A peak behind the scenes of this post

Someone asked how I publish this daily content. Here's my behind-the-scenes answer.

I found myself recently explaining the technical details of how I publish The Daily Commit (that’s the name of this mailing list you’re reading now, for those who stumbled upon this in the archives or social media). I then decided to share here, as I apply many DevOps principles, and use quite a bit of automation, but also quite a lot of systemetized manual labor.

First, the goals my setup aims to achieve:

  1. Facilitate the writing and sending of daily emails to subscribers.
  2. Automatically post the content to my @jhall_io twitter account, my LinkedIn profile, and possibly other social media in the future.
  3. Keep an online archive of all posts, for future reference, and perhaps one day to drive SEO traffic to the page.
  4. Minimize the number of tools I must manage, and the amount of daily toil required to do the above steps.

So with those goals in mind, my basic approach (which I’ve borrowed from others smarter than myself) is to treat my daily list as blog posts on my web site. This limits the number of tools required, as there’s no need to add a new writing platform. It also automatically provides the online archive I want.

All popular blogging software supports the ability to generate an RSS feed of your blog posts, and this is precisely what I’ve done with Hugo. Drip (as well as most other popular email managing software) can read an RSS feed, and automatically turn new posts into emails.

With just a little bit of glue, provided by Zapier, I’m able to easily turn that RSS feed into automated posts to Twitter and LinkedIn, and I could easily expand to other social platforms or content syndication sites (as long as they support RSS or have a Zapier integration) if/when I so desire.

With this in place, my daily routine looks something like this:

  1. Create a branch in my web site’s git repository.
  2. Run a script that copies my daily email template to a new file, and sets the date.
  3. Write my content. Optionally set a banner image (used when posted to social media), description, tags.
  4. Commit the changes and push to GitLab, where my site’s source is hosted.
  5. The branch is automatecally run through some automated CI tests, which ensure the site generates valid HTML, there are no broken links, etc.
  6. After reviewing my own merge request, I merge.

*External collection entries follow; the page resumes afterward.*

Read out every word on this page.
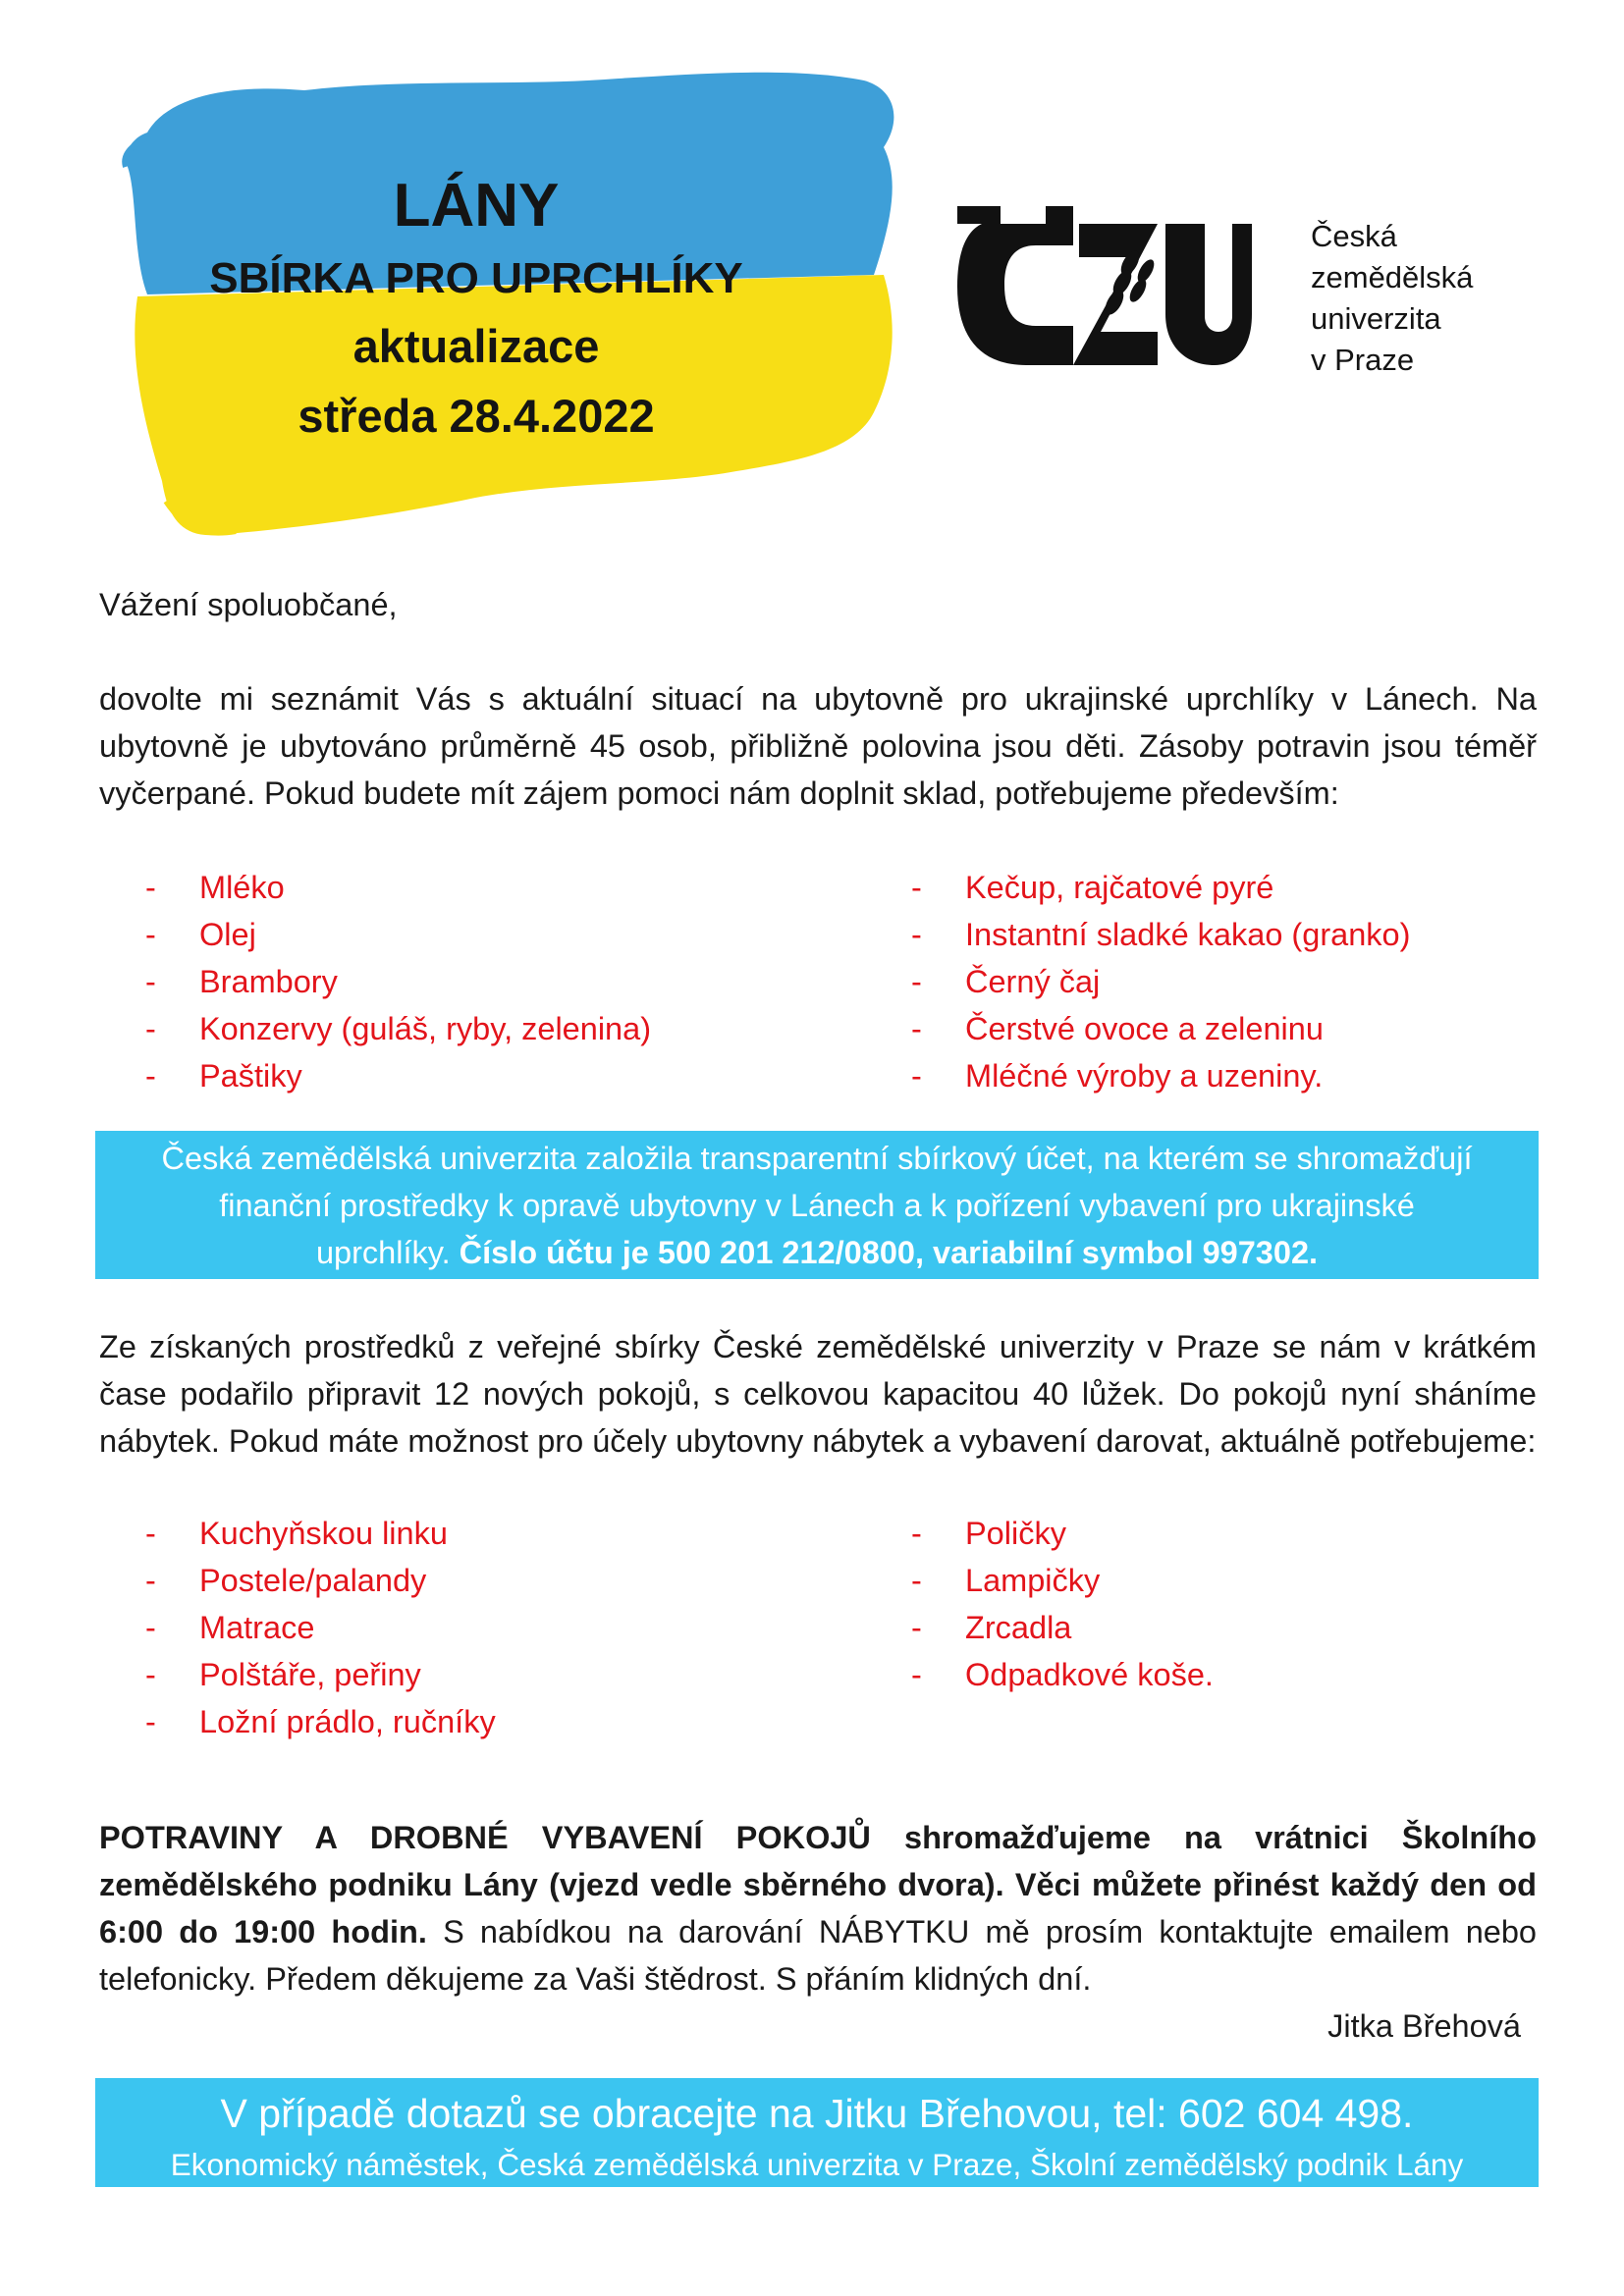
LÁNY
SBÍRKA PRO UPRCHLÍKY
aktualizace
středa 28.4.2022
Česká
zemědělská
univerzita
v Praze
Vážení spoluobčané,
dovolte mi seznámit Vás s aktuální situací na ubytovně pro ukrajinské uprchlíky v Lánech. Na ubytovně je ubytováno průměrně 45 osob, přibližně polovina jsou děti. Zásoby potravin jsou téměř vyčerpané. Pokud budete mít zájem pomoci nám doplnit sklad, potřebujeme především:
- Mléko
- Olej
- Brambory
- Konzervy (guláš, ryby, zelenina)
- Paštiky
- Kečup, rajčatové pyré
- Instantní sladké kakao (granko)
- Černý čaj
- Čerstvé ovoce a zeleninu
- Mléčné výroby a uzeniny.
Česká zemědělská univerzita založila transparentní sbírkový účet, na kterém se shromažďují
finanční prostředky k opravě ubytovny v Lánech a k pořízení vybavení pro ukrajinské
uprchlíky. Číslo účtu je 500 201 212/0800, variabilní symbol 997302.
Ze získaných prostředků z veřejné sbírky České zemědělské univerzity v Praze se nám v krátkém čase podařilo připravit 12 nových pokojů, s celkovou kapacitou 40 lůžek. Do pokojů nyní sháníme nábytek. Pokud máte možnost pro účely ubytovny nábytek a vybavení darovat, aktuálně potřebujeme:
- Kuchyňskou linku
- Postele/palandy
- Matrace
- Polštáře, peřiny
- Ložní prádlo, ručníky
- Poličky
- Lampičky
- Zrcadla
- Odpadkové koše.
POTRAVINY A DROBNÉ VYBAVENÍ POKOJŮ shromažďujeme na vrátnici Školního zemědělského podniku Lány (vjezd vedle sběrného dvora). Věci můžete přinést každý den od 6:00 do 19:00 hodin. S nabídkou na darování NÁBYTKU mě prosím kontaktujte emailem nebo telefonicky. Předem děkujeme za Vaši štědrost. S přáním klidných dní.
Jitka Břehová
V případě dotazů se obracejte na Jitku Břehovou, tel: 602 604 498.
Ekonomický náměstek, Česká zemědělská univerzita v Praze, Školní zemědělský podnik Lány
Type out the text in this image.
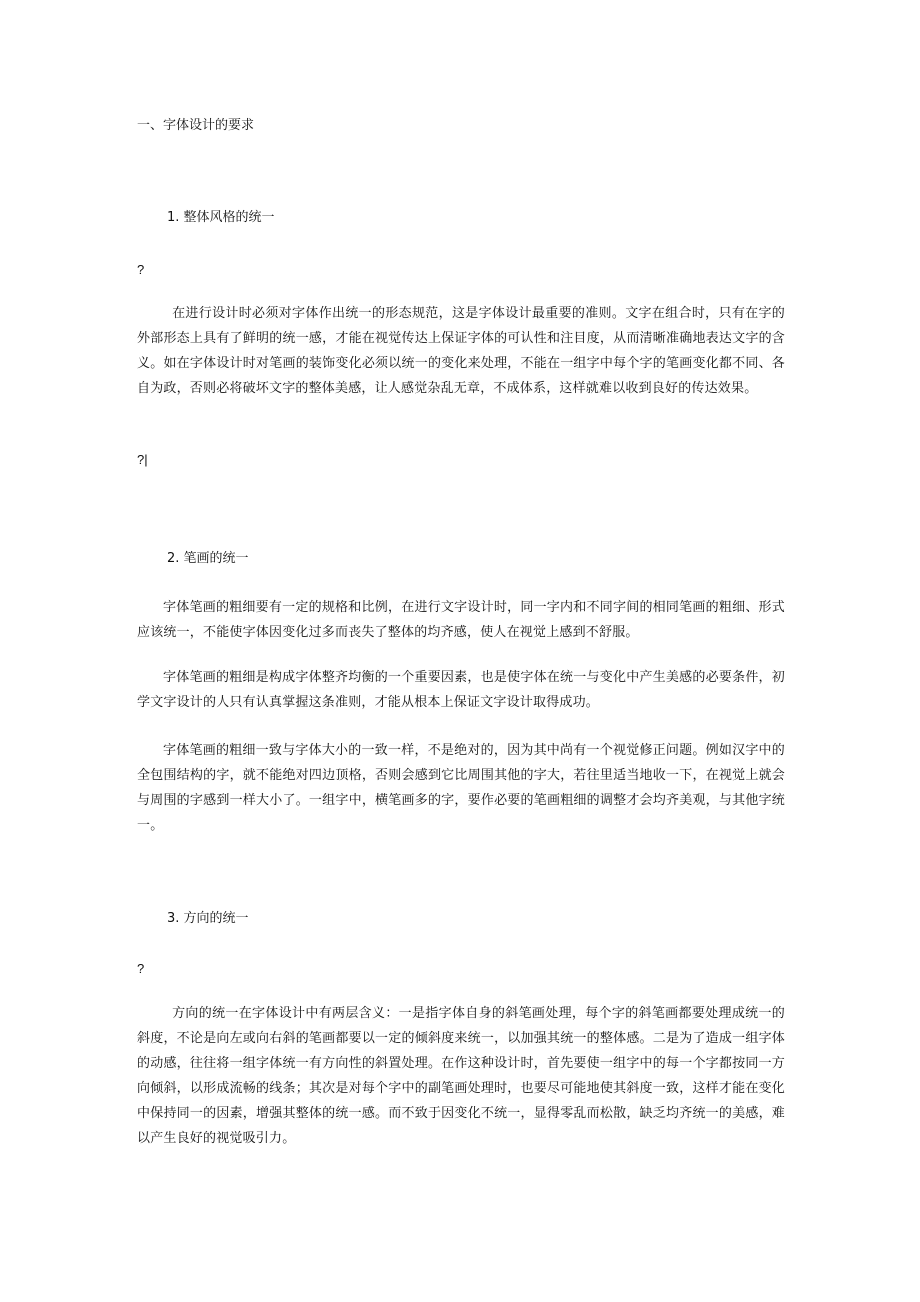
一、字体设计的要求
1. 整体风格的统一
?
在进行设计时必须对字体作出统一的形态规范，这是字体设计最重要的准则。文字在组合时，只有在字的外部形态上具有了鲜明的统一感，才能在视觉传达上保证字体的可认性和注目度，从而清晰准确地表达文字的含义。如在字体设计时对笔画的装饰变化必须以统一的变化来处理，不能在一组字中每个字的笔画变化都不同、各自为政，否则必将破坏文字的整体美感，让人感觉杂乱无章，不成体系，这样就难以收到良好的传达效果。
?|
2. 笔画的统一
字体笔画的粗细要有一定的规格和比例，在进行文字设计时，同一字内和不同字间的相同笔画的粗细、形式应该统一，不能使字体因变化过多而丧失了整体的均齐感，使人在视觉上感到不舒服。
字体笔画的粗细是构成字体整齐均衡的一个重要因素，也是使字体在统一与变化中产生美感的必要条件，初学文字设计的人只有认真掌握这条准则，才能从根本上保证文字设计取得成功。
字体笔画的粗细一致与字体大小的一致一样，不是绝对的，因为其中尚有一个视觉修正问题。例如汉字中的全包围结构的字，就不能绝对四边顶格，否则会感到它比周围其他的字大，若往里适当地收一下，在视觉上就会与周围的字感到一样大小了。一组字中，横笔画多的字，要作必要的笔画粗细的调整才会均齐美观，与其他字统一。
3. 方向的统一
?
方向的统一在字体设计中有两层含义：一是指字体自身的斜笔画处理，每个字的斜笔画都要处理成统一的斜度，不论是向左或向右斜的笔画都要以一定的倾斜度来统一，以加强其统一的整体感。二是为了造成一组字体的动感，往往将一组字体统一有方向性的斜置处理。在作这种设计时，首先要使一组字中的每一个字都按同一方向倾斜，以形成流畅的线条；其次是对每个字中的副笔画处理时，也要尽可能地使其斜度一致，这样才能在变化中保持同一的因素，增强其整体的统一感。而不致于因变化不统一，显得零乱而松散，缺乏均齐统一的美感，难以产生良好的视觉吸引力。
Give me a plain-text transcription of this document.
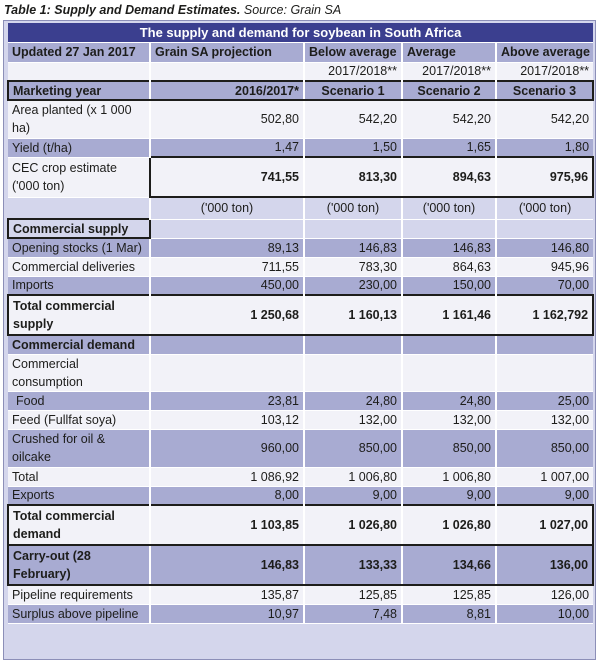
Table 1: Supply and Demand Estimates. Source: Grain SA
The supply and demand for soybean in South Africa				
Updated 27 Jan 2017	Grain SA projection	Below average	Average	Above average
		2017/2018**	2017/2018**	2017/2018**
Marketing year	2016/2017*	Scenario 1	Scenario 2	Scenario 3
Area planted (x 1 000 ha)	502,80	542,20	542,20	542,20
Yield (t/ha)	1,47	1,50	1,65	1,80
CEC crop estimate ('000 ton)	741,55	813,30	894,63	975,96
	('000 ton)	('000 ton)	('000 ton)	('000 ton)
Commercial supply				
Opening stocks (1 Mar)	89,13	146,83	146,83	146,80
Commercial deliveries	711,55	783,30	864,63	945,96
Imports	450,00	230,00	150,00	70,00
Total commercial supply	1 250,68	1 160,13	1 161,46	1 162,792
Commercial demand				
Commercial consumption				
Food	23,81	24,80	24,80	25,00
Feed (Fullfat soya)	103,12	132,00	132,00	132,00
Crushed for oil & oilcake	960,00	850,00	850,00	850,00
Total	1 086,92	1 006,80	1 006,80	1 007,00
Exports	8,00	9,00	9,00	9,00
Total commercial demand	1 103,85	1 026,80	1 026,80	1 027,00
Carry-out (28 February)	146,83	133,33	134,66	136,00
Pipeline requirements	135,87	125,85	125,85	126,00
Surplus above pipeline	10,97	7,48	8,81	10,00
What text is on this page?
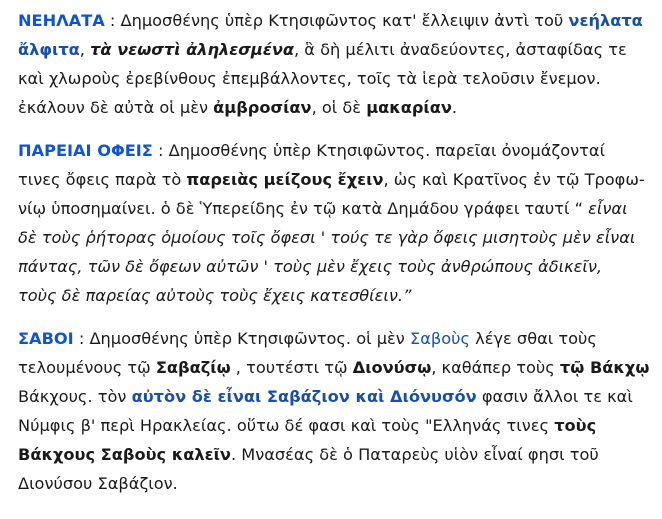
ΝΕΗΛΑΤΑ : Δημοσθένης ὑπὲρ Κτησιφῶντος κατ' ἔλλειψιν ἀντὶ τοῦ νεήλατα
ἄλφιτα, τὰ νεωστὶ ἀληλεσμένα, ἃ δὴ μέλιτι ἀναδεύοντες, ἀσταφίδας τε
καὶ χλωροὺς ἐρεβίνθους ἐπεμβάλλοντες, τοῖς τὰ ἱερὰ τελοῦσιν ἔνεμον.
ἐκάλουν δὲ αὐτὰ οἱ μὲν ἀμβροσίαν, οἱ δὲ μακαρίαν.
ΠΑΡΕΙΑΙ ΟΦΕΙΣ : Δημοσθένης ὑπὲρ Κτησιφῶντος. παρεῖαι ὀνομάζονταί
τινες ὄφεις παρὰ τὸ παρειὰς μείζους ἔχειν, ὡς καὶ Κρατῖνος ἐν τῷ Τροφω-
νίῳ ὑποσημαίνει. ὁ δὲ Ὑπερείδης ἐν τῷ κατὰ Δημάδου γράφει ταυτί “ εἶναι
δὲ τοὺς ῥήτορας ὁμοίους τοῖς ὄφεσι ' τούς τε γὰρ ὄφεις μισητοὺς μὲν εἶναι
πάντας, τῶν δὲ ὄφεων αὐτῶν ' τοὺς μὲν ἔχεις τοὺς ἀνθρώπους ἀδικεῖν,
τοὺς δὲ παρείας αὐτοὺς τοὺς ἔχεις κατεσθίειν.”
ΣΑΒΟΙ : Δημοσθένης ὑπὲρ Κτησιφῶντος. οἱ μὲν Σαβοὺς λέγε σθαι τοὺς
τελουμένους τῷ Σαβαζίῳ , τουτέστι τῷ Διονύσῳ, καθάπερ τοὺς τῷ Βάκχῳ
Βάκχους. τὸν αὐτὸν δὲ εἶναι Σαβάζιον καὶ Διόνυσόν φασιν ἄλλοι τε καὶ
Νύμφις β' περὶ Ηρακλείας. οὕτω δέ φασι καὶ τοὺς "Ελληνάς τινες τοὺς
Βάκχους Σαβοὺς καλεῖν. Μνασέας δὲ ὁ Παταρεὺς υἱὸν εἶναί φησι τοῦ
Διονύσου Σαβάζιον.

The entire process can take as little as 5 minutes per day. If I’m on a roll, I’ll bang out 3 or 4 days worth of content in one sitting in 20 minutes or so.

From there, the rest is automated:

  • Every morning, an automated GitLab-CI job runs to publish that morning’s version of the site (any future-dated posts are otherwise ignored). This allows me to schedule batches of daily email content all at once.
  • Within minutes, Zapier will notice the new item in the RSS feed, and post to Twitter and LinkedIn.
  • Every day at a schedule time Drip checks for new content, and creates the daily email from that.